Terrell: I don't think we could be more different. As individuals, I think it starts first with the why. I am in this space because of lived experience with the problems that are facing the community that we set out to build for, number one, that's why we're doing this. It's not purely a profit motive. Obviously, we are starting a business and so we have our goals there. We're very ambitious with that.

But I think it starts with the why. I think the problems that we're trying to solve require technical competency and cultural competency and understanding how social media is tech and its people. You've got to care about folks and understand both to be successful in this space.

BET.com: You're clearly very enthusiastic about Spill and its potential. How has the journey been for you?

Terrell: I'm happier than I've ever been in my life. This is the hardest thing, by far, I've ever done. And it's been absolutely the most challenging.

I've faced so many things. We don't have time to get into all that has happened in eight short months. But I'm so happy, so proud of the team that we have assembled, who are majority Black folks, queer folks – most of our vendors, same thing, and most of our partnerships.

It's so exciting to see people interested in the work that we're putting out. And so I'm kind of over the moon with this whole thing every day.

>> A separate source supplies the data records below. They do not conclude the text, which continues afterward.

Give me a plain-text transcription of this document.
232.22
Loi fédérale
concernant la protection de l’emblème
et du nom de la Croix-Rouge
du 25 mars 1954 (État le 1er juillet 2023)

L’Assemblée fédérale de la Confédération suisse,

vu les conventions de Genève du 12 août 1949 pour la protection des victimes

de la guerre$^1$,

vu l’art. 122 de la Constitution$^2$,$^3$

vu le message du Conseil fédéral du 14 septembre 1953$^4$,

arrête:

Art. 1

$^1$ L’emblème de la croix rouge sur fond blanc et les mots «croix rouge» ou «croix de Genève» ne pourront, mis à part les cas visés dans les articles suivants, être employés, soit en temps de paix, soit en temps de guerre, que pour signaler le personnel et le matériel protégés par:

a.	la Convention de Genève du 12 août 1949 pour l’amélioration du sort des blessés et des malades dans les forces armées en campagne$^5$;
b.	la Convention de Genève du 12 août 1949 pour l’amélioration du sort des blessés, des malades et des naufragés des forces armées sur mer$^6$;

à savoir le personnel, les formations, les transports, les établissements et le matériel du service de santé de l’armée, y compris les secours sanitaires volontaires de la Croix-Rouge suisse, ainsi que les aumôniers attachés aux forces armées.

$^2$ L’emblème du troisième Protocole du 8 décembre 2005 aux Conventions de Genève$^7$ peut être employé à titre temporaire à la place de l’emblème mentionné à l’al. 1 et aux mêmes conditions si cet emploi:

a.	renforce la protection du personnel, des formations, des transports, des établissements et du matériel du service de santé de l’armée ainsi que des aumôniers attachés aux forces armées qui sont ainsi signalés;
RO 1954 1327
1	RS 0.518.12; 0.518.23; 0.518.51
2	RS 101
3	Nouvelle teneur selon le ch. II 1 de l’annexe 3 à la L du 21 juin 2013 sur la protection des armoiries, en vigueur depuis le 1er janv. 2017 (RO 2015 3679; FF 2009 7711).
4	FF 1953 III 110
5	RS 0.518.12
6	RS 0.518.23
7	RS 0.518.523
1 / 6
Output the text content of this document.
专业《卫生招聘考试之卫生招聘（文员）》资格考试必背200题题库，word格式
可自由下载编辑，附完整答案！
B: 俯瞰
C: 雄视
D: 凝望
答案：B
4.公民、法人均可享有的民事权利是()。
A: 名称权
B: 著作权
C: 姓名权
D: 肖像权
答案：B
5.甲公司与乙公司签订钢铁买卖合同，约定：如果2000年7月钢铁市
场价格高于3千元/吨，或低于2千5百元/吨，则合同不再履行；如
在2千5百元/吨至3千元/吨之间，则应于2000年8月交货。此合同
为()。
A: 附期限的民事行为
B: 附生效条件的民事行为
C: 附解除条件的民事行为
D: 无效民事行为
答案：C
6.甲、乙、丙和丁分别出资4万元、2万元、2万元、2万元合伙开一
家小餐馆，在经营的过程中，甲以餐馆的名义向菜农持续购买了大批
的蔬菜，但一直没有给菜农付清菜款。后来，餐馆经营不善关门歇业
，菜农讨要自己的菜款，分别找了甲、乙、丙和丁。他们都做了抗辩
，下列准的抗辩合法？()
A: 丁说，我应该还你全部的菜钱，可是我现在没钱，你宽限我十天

BET.com: In addition to building a successful business, what do you hope to accomplish?

Terrell: I think we want to fundamentally change the paradigm of what people think social media can be. I think that people think it's fundamentally, at this point, a negative, nasty, mean place. And I don't think it has to be that at all. I think it absolutely can be incredibly powerful.

I think it's proven to be incredibly powerful from all the movements that we've seen over the last 10 years that have been empowered by these technologies. But I think we just need to learn from the last 10 or 15 years to be able to unlock that next wave so that it is way more beneficial and far less toxic and negative and exploitative than it's been before.